Enable Incremental Improvement, and Ask For Proof

The faster the product is in your hands, the faster you can start to learn. An unreleased product is a net drain on resources, whereas any code in production provides value to users and teams.

This means that moving a product from development to production is more important than how much value you’re providing per-release. Focus less on understanding the path to deliver on an entire feature or feature-set, and more on how you can start to iterate on the smallest changes possible. Let product ideas evolve instead of trying to decide on perfect early.

Working software is preferred over planning. Meaning your team should be focused on building. Each sprint, or faster, your engineering team will deliver software that can be demonstrated. Asking for real work to be demonstrated is a cornerstone of the process. Focus less on the scope of work and more on the fact that work can be delivered every sprint.

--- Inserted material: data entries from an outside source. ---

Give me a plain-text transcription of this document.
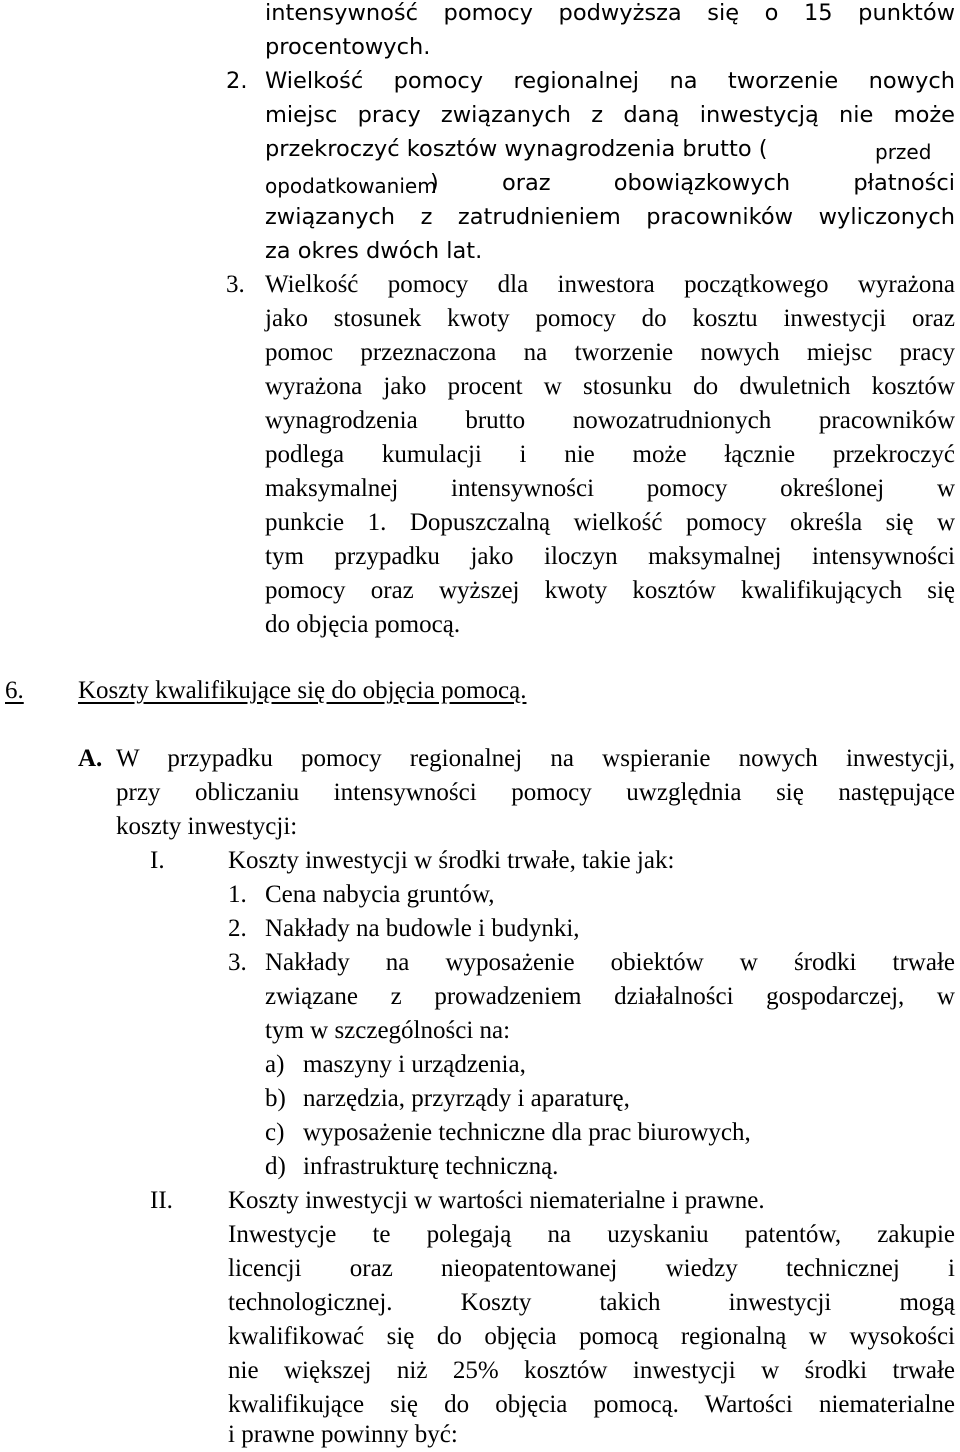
intensywność pomocy podwyższa się o 15 punktów
procentowych.
2. Wielkość pomocy regionalnej na tworzenie nowych
miejsc pracy związanych z daną inwestycją nie może
przekroczyć kosztów wynagrodzenia brutto (	przed
opodatkowaniem
) oraz obowiązkowych płatności
związanych z zatrudnieniem pracowników wyliczonych
za okres dwóch lat.
3. Wielkość pomocy dla inwestora początkowego wyrażona
jako stosunek kwoty pomocy do kosztu inwestycji oraz
pomoc przeznaczona na tworzenie nowych miejsc pracy
wyrażona jako procent w stosunku do dwuletnich kosztów
wynagrodzenia brutto nowozatrudnionych pracowników
podlega kumulacji i nie może łącznie przekroczyć
maksymalnej intensywności pomocy określonej w
punkcie 1. Dopuszczalną wielkość pomocy określa się w
tym przypadku jako iloczyn maksymalnej intensywności
pomocy oraz wyższej kwoty kosztów kwalifikujących się
do objęcia pomocą.
6.	Koszty kwalifikujące się do objęcia pomocą.
A. W przypadku pomocy regionalnej na wspieranie nowych inwestycji,
przy obliczaniu intensywności pomocy uwzględnia się następujące
koszty inwestycji:
I.	Koszty inwestycji w środki trwałe, takie jak:
1. Cena nabycia gruntów,
2. Nakłady na budowle i budynki,
3. Nakłady na wyposażenie obiektów w środki trwałe
związane z prowadzeniem działalności gospodarczej, w
tym w szczególności na:
a) maszyny i urządzenia,
b) narzędzia, przyrządy i aparaturę,
c) wyposażenie techniczne dla prac biurowych,
d) infrastrukturę techniczną.
II. Koszty inwestycji w wartości niematerialne i prawne.
Inwestycje te polegają na uzyskaniu patentów, zakupie
licencji oraz nieopatentowanej wiedzy technicznej i
technologicznej. Koszty takich inwestycji mogą
kwalifikować się do objęcia pomocą regionalną w wysokości
nie większej niż 25% kosztów inwestycji w środki trwałe
kwalifikujące się do objęcia pomocą. Wartości niematerialne
i prawne powinny być:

Change, as a Result of Output

The concept of deciding late can be foreign to project teams used to slow, huge, disruptive releases. It’s scary to “let go and let Lean” when we aren’t used to seeing real code go fast.

In a productive team, you should get used to letting things go to users un-polished, and learn how to react quickly to feedback. Try to resist the urge to change direction before getting feedback from users.


Back to Kelly’s tweet - you aren’t going to be able to avoid engineers finding work that needs to be done. The point of the tweet is to focus on not putting too much time, effort, and value in zeroing in on a 5-hour estimate for something we don’t understand yet.

Instead, let engineers invest that planning time in writing real code. Let them learn from the code they do write. Let them get that code to production - fast! And then, change based on the code in users’ hands.